When one ensures proper patient selection, surgical offloading may offer key benefits for patients with diabetic foot ulcerations. Accordingly, these authors offer insights and review study findings on the use of flexor tenotomies, metatarsal head resection, Achilles tendon lengthening and external fixation to help facilitate optimal outcomes.

   For decades, the treatment of diabetic foot ulcerations has presented a major challenge for patients and podiatric surgeons alike. Traditionally, much of the treatment of diabetic foot ulcerations has centered on conservative therapy with the primary treatment focusing on eliminating abnormal pressure on the foot.

   However, patients with diabetes typically possess many more comorbidities than the average patient. These comorbidities may include abnormal biomechanics, vascular/arterial compromise, diminished protective sensation, renal disease and altered nutritional status. These factors not only put the patient with diabetes at risk for the development of ulcerations but also delay the effectiveness, and often cause conservative treatments to fail.

   In 2007, the Centers for Disease Control and Prevention (CDC) estimated that 7.8 percent of the U.S. population (or approximately 23.6 million Americans) have diabetes with the disease population growing at alarming rates.1 In 2007, the CDC also reported 1.6 million new cases of diabetes in individuals 20 years old or older.1

   Among this population, researchers have estimated that the lifetime incidence of developing foot ulcerations is as high as 15 percent.2 Despite the numerous treatments available, these ulcerations commonly become chronic wounds.
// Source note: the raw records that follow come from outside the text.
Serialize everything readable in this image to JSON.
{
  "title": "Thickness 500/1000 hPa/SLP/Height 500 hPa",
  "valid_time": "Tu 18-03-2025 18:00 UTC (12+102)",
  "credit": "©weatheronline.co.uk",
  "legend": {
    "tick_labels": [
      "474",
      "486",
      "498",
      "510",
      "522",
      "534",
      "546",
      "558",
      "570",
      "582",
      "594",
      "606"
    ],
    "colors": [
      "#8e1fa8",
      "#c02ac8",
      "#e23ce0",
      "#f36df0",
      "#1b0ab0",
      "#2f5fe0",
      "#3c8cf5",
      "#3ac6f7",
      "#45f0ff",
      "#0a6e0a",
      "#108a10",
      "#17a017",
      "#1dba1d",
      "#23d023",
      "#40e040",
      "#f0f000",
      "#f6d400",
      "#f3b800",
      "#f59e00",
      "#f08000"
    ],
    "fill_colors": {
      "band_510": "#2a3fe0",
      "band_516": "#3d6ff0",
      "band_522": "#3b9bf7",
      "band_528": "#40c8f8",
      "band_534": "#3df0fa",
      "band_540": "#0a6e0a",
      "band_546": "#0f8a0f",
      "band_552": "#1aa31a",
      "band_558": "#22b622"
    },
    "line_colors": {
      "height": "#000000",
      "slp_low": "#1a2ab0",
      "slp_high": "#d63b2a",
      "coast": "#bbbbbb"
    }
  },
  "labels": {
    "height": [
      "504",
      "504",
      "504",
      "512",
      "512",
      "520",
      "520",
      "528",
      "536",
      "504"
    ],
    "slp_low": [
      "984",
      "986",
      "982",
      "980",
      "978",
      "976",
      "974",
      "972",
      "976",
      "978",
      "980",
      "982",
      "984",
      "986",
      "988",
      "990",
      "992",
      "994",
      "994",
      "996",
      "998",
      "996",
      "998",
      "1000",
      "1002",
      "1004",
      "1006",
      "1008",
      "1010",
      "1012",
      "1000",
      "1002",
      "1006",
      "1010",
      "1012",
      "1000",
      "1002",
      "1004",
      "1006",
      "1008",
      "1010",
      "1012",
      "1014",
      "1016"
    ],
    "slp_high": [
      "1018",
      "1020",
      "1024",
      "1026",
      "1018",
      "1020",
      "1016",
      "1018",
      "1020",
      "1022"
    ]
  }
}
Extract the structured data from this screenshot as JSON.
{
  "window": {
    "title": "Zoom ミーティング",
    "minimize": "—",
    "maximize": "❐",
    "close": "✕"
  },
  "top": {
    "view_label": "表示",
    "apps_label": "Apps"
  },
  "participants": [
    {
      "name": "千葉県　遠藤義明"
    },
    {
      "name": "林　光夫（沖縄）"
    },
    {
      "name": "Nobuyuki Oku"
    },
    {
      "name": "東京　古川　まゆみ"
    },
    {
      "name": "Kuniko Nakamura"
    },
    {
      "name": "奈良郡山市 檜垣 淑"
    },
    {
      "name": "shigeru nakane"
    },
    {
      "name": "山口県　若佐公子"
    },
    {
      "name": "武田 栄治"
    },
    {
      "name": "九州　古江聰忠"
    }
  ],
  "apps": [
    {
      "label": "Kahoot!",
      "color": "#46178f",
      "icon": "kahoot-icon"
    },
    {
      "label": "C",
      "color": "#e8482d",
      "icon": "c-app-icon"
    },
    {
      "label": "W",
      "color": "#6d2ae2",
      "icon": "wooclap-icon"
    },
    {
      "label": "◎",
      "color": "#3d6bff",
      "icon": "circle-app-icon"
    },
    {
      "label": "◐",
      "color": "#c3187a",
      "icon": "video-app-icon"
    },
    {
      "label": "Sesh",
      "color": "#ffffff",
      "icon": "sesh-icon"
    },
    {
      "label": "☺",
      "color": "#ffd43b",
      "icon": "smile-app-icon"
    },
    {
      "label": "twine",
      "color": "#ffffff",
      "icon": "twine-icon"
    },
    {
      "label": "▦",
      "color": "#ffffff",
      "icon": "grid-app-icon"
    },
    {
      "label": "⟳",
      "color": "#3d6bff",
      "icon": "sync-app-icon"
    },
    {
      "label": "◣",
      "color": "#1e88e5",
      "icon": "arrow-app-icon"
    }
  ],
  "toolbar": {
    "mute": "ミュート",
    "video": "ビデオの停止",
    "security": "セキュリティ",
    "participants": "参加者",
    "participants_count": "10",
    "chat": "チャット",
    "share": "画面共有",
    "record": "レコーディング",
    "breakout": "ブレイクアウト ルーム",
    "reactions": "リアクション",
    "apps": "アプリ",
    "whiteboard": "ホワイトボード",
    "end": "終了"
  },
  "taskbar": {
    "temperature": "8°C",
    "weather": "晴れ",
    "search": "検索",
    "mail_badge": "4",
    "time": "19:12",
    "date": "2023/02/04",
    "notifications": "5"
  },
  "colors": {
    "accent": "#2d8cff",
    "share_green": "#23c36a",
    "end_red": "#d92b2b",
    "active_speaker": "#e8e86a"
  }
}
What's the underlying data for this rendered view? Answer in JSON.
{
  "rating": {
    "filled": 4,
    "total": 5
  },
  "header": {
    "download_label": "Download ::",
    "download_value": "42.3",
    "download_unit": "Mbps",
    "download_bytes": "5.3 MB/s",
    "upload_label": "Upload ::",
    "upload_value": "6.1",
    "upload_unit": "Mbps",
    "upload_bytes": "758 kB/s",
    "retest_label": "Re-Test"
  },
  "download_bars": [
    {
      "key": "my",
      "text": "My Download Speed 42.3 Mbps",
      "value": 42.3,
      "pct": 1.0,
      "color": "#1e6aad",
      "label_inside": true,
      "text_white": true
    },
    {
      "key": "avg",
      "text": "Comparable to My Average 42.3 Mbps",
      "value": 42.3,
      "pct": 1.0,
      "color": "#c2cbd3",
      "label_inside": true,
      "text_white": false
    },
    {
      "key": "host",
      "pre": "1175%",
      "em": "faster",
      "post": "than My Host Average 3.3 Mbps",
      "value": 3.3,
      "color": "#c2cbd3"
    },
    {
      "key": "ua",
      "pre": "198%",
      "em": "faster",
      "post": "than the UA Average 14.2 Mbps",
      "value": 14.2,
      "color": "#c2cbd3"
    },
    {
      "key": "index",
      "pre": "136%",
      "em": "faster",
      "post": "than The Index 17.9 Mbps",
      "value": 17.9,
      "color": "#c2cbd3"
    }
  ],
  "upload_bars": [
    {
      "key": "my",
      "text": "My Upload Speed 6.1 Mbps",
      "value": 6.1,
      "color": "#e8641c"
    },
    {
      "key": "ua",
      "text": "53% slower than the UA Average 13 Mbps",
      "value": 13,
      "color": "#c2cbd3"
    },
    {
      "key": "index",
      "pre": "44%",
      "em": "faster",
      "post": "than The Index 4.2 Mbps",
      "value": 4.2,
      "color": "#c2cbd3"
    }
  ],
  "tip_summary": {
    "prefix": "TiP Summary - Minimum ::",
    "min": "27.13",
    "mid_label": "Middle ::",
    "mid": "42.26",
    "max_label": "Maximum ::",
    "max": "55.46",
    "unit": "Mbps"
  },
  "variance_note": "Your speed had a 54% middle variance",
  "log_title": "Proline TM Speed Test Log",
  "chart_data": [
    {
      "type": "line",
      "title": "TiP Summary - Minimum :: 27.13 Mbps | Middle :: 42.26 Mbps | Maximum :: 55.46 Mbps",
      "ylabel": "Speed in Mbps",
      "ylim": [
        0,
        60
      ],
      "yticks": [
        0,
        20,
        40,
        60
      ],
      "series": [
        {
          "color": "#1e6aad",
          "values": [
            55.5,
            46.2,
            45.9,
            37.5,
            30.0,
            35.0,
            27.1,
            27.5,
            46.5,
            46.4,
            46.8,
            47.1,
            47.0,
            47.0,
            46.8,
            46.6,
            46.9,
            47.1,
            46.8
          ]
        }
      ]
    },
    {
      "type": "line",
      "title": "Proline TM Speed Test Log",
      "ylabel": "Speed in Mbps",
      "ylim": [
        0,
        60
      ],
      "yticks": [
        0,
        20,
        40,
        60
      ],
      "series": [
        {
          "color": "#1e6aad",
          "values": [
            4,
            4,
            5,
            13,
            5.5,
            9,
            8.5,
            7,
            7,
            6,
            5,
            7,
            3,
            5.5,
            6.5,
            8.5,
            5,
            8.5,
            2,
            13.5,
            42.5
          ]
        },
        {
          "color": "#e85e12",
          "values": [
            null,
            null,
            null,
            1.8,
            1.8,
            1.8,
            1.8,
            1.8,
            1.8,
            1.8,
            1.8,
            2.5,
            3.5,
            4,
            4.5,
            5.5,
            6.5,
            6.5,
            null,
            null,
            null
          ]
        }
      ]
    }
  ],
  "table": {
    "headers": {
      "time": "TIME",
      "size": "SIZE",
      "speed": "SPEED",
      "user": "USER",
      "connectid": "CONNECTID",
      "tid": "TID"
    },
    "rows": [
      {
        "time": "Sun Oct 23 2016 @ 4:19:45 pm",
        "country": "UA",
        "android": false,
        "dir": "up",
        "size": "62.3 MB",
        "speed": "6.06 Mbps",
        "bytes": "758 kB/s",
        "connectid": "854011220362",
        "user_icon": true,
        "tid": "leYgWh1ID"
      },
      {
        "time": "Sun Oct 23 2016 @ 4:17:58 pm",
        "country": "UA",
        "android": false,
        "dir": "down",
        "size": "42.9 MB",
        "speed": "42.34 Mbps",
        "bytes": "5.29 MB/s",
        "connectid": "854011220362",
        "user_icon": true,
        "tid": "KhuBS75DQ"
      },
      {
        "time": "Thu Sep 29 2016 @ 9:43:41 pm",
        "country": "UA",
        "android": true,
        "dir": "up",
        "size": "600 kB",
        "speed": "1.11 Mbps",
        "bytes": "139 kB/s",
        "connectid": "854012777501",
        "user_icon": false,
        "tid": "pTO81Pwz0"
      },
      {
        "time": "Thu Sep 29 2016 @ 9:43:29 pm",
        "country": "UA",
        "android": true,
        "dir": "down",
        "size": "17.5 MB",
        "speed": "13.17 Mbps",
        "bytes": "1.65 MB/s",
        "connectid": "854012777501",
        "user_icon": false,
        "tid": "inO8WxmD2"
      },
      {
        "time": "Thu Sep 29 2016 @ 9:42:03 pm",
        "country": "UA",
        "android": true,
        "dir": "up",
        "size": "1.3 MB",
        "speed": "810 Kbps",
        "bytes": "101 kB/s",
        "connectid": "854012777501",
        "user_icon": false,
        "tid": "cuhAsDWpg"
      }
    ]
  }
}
These chronic wounds present a huge burden to patients with diabetes as well as to the healthcare system with costs estimated at nearly $13,200 per ulcer-related episode.3

   Some conventional modalities that physicians utilize in the treatment of diabetic foot ulcerations include padding, sharp debridement of calluses and ulcerations, orthotics, diabetic shoes, enzymatic debriders and bioengineered skin substitutes. While all of these treatments have been effective in some individuals, the “gold standard” for reducing abnormal pressure in diabetic foot ulcers, especially plantar ulcers, is a total contact cast (TCC).

   Total contact casts accomplish offloading by evenly distributing pressure across the plantar aspect of the foot. This modality therefore eliminates excessive pressure at one specific point and redistributes some of the forefoot pressure to the rear foot. Alternatives to the TCC include a removable cast boot. However, the TCC is often more effective since patient compliance is not usually an issue.

   Although total contact casts and these other non-surgical approaches can be effective, the surgical approach provides a more definitive result and tends to be more cost-effective.4 Even though it is controversial, non-emergent surgical treatment of diabetic foot ulcers has become an increasingly popular approach in comparison to conventional treatment.

Emphasizing Appropriate Patient Selection

   When should one consider surgery? This is often dependent upon the opinion of the surgeon but the general consensus is that one should consider surgery when flexible deformities have failed all conservative methods or when a rigid deformity exists.

   Due to the number of comorbidities that exist among the diabetic population, not all patients may be appropriate candidates for surgical intervention.

   Therefore, careful patient selection is of the utmost importance and one should assess several criteria. These criteria include but are not limited to: adequate circulation, absence of infection, general medical status, nutritional status and patient compliance. Physicians should ensure medical clearance and perform non-invasive vascular testing.